Though the agency relaxed its standards this summer to allow snow globes that contain less than 2.4 ounces of liquid, the surplus store still gets enough of them that you can buy 10 for a dollar.

Another laughable item they see a lot of is bowling pins, usually covered with autographs, from bowlers returning from tournaments. These are usually bought by a sheriff’s department, which uses them for target practice.

The final category is those items that are, you might say, unforgivable. “We get tons and tons of boxcutters,” said John Supry, who is the store manager. “That’s really how it all started” — boxcutters were a key weapon for the Sept. 11 hijackers — “and yet people still carry them.”

TSA says it makes every effort to reunite passengers with items accidentally left at security; they keep them for at least 30 days. But the employees of the New Hampshire State Surplus Store say there is simply too much to be in the match-making game.

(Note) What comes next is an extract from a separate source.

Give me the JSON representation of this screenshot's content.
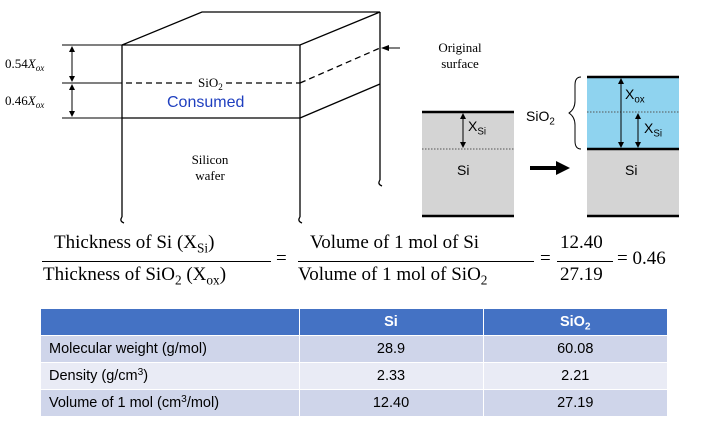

Occasionally, they can be persuaded by someone who surrendered something of sentimental value. They have helped couples find engraved wedding cake serving knives and recently ­received a nice thank you note from a woman who was reunited with her grandmother’s heirloom silverware.

But for the most part, it’s people who call and say, “I lost my Swiss Army knife.”

Sorry, there’s no way they’re looking for it. But if you want one, come on up. They have boxes full of ones just like it.

And take some of these snow globes while you’re here.